— Потому что мне жаль вас. Вы способный парень.
— Откуда вы знаете, какой я?
— Я никогда не говорю того, чего не знаю, — отрезал Селянин. — И я глубочайшим образом убежден, что не будь вы по своей психологии обыкновенным бобиком, ваше имя уже сегодня гремело бы на весь флот.
Это глубочайшее убеждение столь мало соответствовало тому, что думал о себе сам Туровцев, что он сразу заподозрил издевку. Поэтому он вяло отшутился, в том смысле, что Военный Совет никак не может решить — присвоить ли имя лейтенанта Туровцева бригаде подводных лодок или назвать его именем какой-нибудь новый крейсер.
— Можете шутить, я говорю серьезно. Я знаю совершенно точно, что идея «письма Н-ского корабля» принадлежит вам. В наших условиях это значит найти золотоносную жилу. Напади на эту жилу не такой лопух, как вы, он бы превратил ее в Колорадо: «Весь флот должен подхватить почин лейтенанта Туровцева»… Конечно, само собой это не делается. Как-то больше принято, чтоб почин исходил от командира корабля или, наоборот, снизу, от какого-нибудь чумазого моториста, этакого народного умельца…

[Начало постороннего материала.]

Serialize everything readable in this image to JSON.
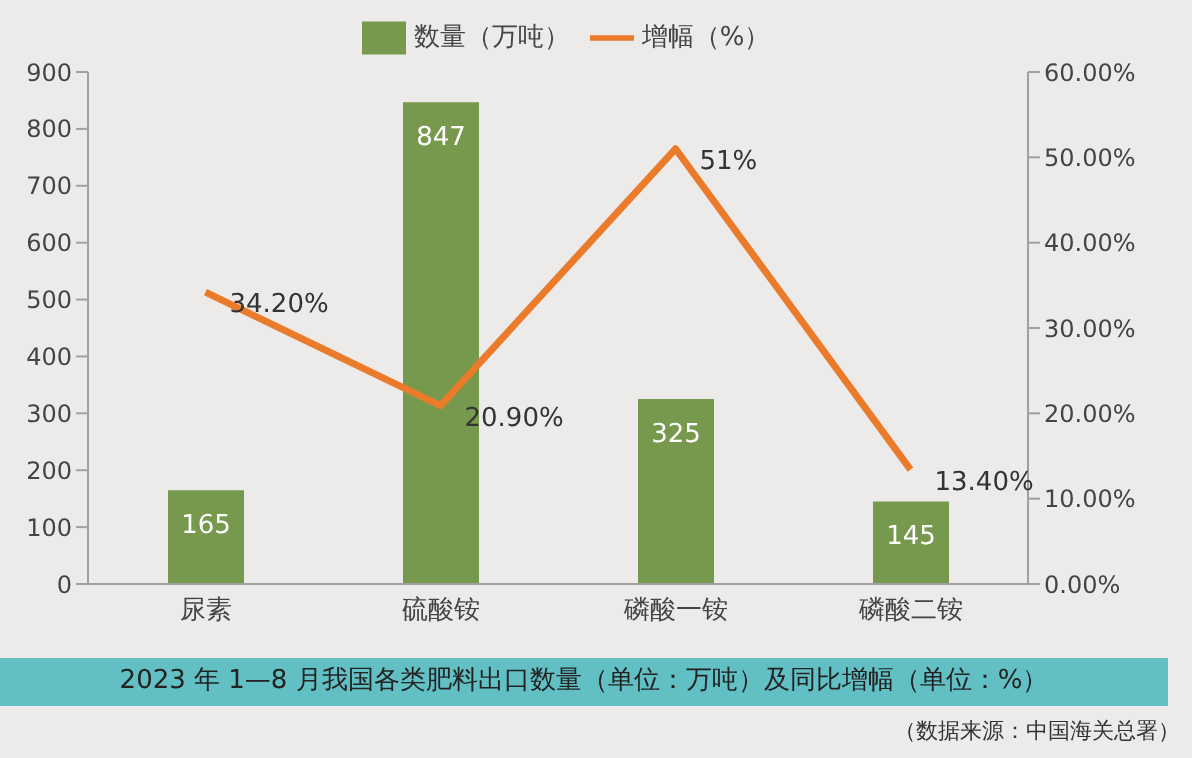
{
  "chart_data": {
    "type": "bar",
    "title": "2023 年 1—8 月我国各类肥料出口数量（单位：万吨）及同比增幅（单位：%）",
    "annotations": [
      "（数据来源：中国海关总署）"
    ],
    "categories": [
      "尿素",
      "硫酸铵",
      "磷酸一铵",
      "磷酸二铵"
    ],
    "series": [
      {
        "name": "数量（万吨）",
        "color": "#77994e",
        "values": [
          165,
          847,
          325,
          145
        ],
        "value_labels": [
          "165",
          "847",
          "325",
          "145"
        ]
      },
      {
        "name": "增幅（%）",
        "type": "line",
        "axis": "y2",
        "color": "#ea7b2a",
        "values": [
          34.2,
          20.9,
          51,
          13.4
        ],
        "value_labels": [
          "34.20%",
          "20.90%",
          "51%",
          "13.40%"
        ]
      }
    ],
    "ylim": [
      0,
      900
    ],
    "yticks": [
      0,
      100,
      200,
      300,
      400,
      500,
      600,
      700,
      800,
      900
    ],
    "y2lim": [
      0,
      60
    ],
    "y2ticks": [
      {
        "value": 0,
        "label": "0.00%"
      },
      {
        "value": 10,
        "label": "10.00%"
      },
      {
        "value": 20,
        "label": "20.00%"
      },
      {
        "value": 30,
        "label": "30.00%"
      },
      {
        "value": 40,
        "label": "40.00%"
      },
      {
        "value": 50,
        "label": "50.00%"
      },
      {
        "value": 60,
        "label": "60.00%"
      }
    ],
    "grid": false,
    "legend": "top",
    "marker": "none",
    "line_style": "solid"
  }
}
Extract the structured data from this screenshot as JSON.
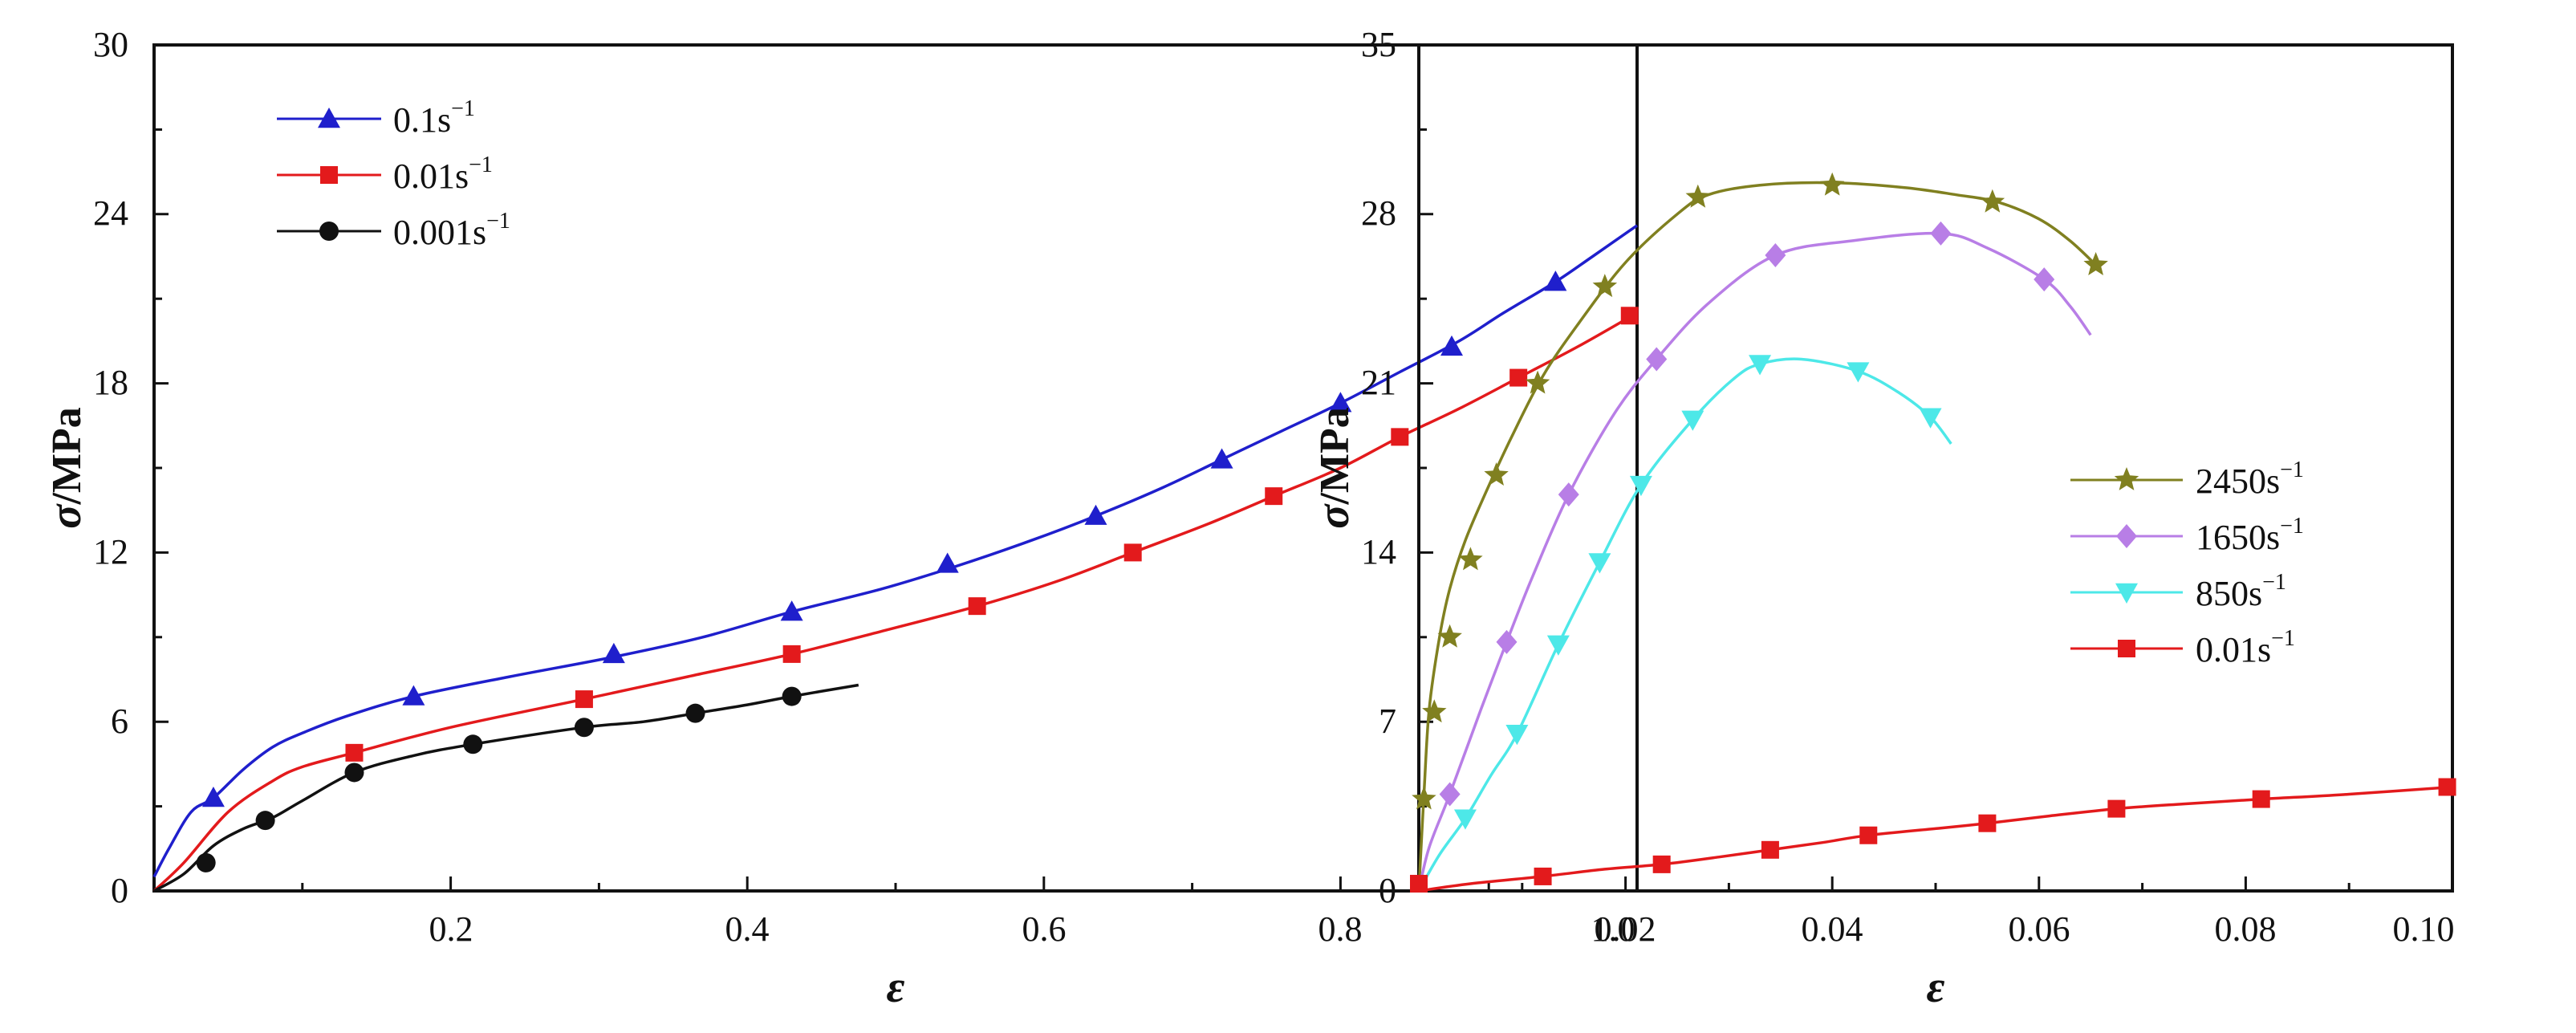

— Вы не в курсе дела, — сказал Митя. — Почем вы знаете, кто придумал письмо?
— Говорю, — значит, знаю. А впрочем, это не столь важно, кто фактически его придумал — вы, командир корабля или старшина Тютькин, — это знают три десятка людей, важна официальная версия, которая доступна тысячам и служит для них путеводной звездой. Фамилия у вас хорошая, а впрочем, постойте: «Туровцевское движение, туровцевцы»… — Он произнес это раздельно, прислушиваясь к каждому слогу. — Одно «це» лишнее. «Горбуновцы» — лучше. Короче говоря, вы оказали своему патрону крупнейшую услугу, и этого вполне достаточно, чтоб он вас недолюбливал.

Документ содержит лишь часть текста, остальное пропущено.